The Walmart pro’s total weight is 58 pounds, 4 ounces.
“My only regret is that I should have stayed on that spot longer on day one.”
Moynagh up to fourth
Carver, Minn., resident Jim Moynagh caught a 22-pound, 2-ounce sack and rose from 17th to fourth with a cumulative weight of 55 pounds, 15 ounces. Not surprisingly, Moynagh is doing his damage with a 1-ounce All-Terrain football jig, a bait he’s won a bunch of money on over the years.
“Dragging a jig around may not be the most exciting way to fish, but I do whatever it takes to catch them,” said the M&M’s pro. “It’s ironic; I grew up around walleye fishermen who would just drag bait around the bottom.

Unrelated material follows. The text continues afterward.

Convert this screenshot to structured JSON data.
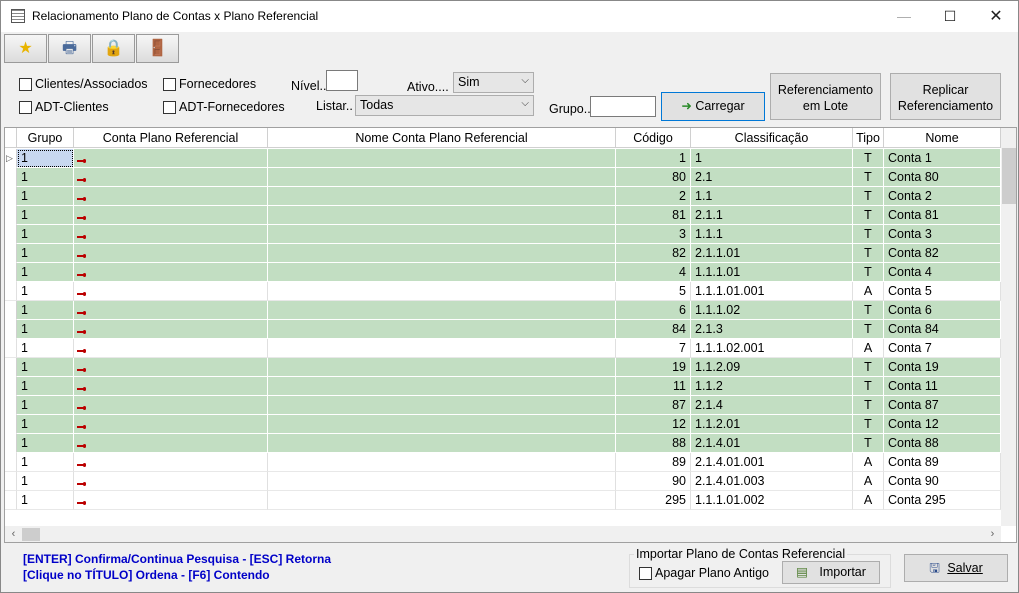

I got into bass fishing because that was boring, but here I am dragging a jig around the bottom.”
Moynagh is tipping his jig with either a craw or a twin-tail grub. He plans to hit several schools tomorrow and adapt as necessary.
“There’s no guarantee I’m going to catch them, but I think I can come up with a good bag tomorrow.”

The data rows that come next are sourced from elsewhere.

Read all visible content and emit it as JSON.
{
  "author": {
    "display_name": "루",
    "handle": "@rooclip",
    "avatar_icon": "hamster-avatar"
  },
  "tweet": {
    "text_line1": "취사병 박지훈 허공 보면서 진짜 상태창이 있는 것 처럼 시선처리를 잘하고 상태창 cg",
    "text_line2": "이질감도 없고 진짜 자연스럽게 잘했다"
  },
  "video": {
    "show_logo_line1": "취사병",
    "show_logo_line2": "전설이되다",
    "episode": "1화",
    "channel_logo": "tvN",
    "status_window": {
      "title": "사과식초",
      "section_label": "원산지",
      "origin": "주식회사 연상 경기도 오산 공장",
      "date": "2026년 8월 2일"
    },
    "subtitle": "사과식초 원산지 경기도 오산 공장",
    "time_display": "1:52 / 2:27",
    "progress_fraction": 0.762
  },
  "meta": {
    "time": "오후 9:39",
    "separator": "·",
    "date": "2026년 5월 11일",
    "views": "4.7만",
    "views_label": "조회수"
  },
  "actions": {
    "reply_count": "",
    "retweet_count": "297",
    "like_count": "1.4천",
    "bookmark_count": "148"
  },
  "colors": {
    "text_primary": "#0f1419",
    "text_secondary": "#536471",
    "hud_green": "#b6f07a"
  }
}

Moynagh’s 22-2 was anchored by a 6-pounder and his other four keepers were nearly-identical 4-pounders.
Nixon falls fifth
After a strong day two, Chevy pro Larry Nixon knew he was in trouble early this morning with the bright skies and lack of current. And with only two schools of fish located, he didn’t have much else to fall back on. So he scraped out what he could and brought a 12-pound, 15-ounce limit to the scale.
“I’m pretty disappointed because I had them dialed in yesterday.” said Nixon, who caught his big sack behind a small eddy. “Yeah, I had only two schools, but they were the right fish.”
Nixon’s total weight is 55 pounds, 5 ounces. He’s been catching most of his fish this week on a Carolina-rigged 5-inch Senko and 3/4-ounce Jewell football jig.
Rest of the best
Rounding out the top 10 pros on Lake Chickamauga after day three:
6th: Dan Morehead of Paducah, Ky., 54-0 (three-day total)
7th: Andy Morgan of Dayton, Tenn., 54-0
8th: Luke Clausen of Spokane, Wash., 53-13
9th: Todd Auten of Lake Wylie, S.C., 53-3
10th: Tom Redington of Royse City, Texas, 52-13
The final day of FLW Tour competition on Lake Chickamauga will begin at 6:30 a.m. from the Dayton Boat Dock located at 175 Lakeshore Drive in Dayton.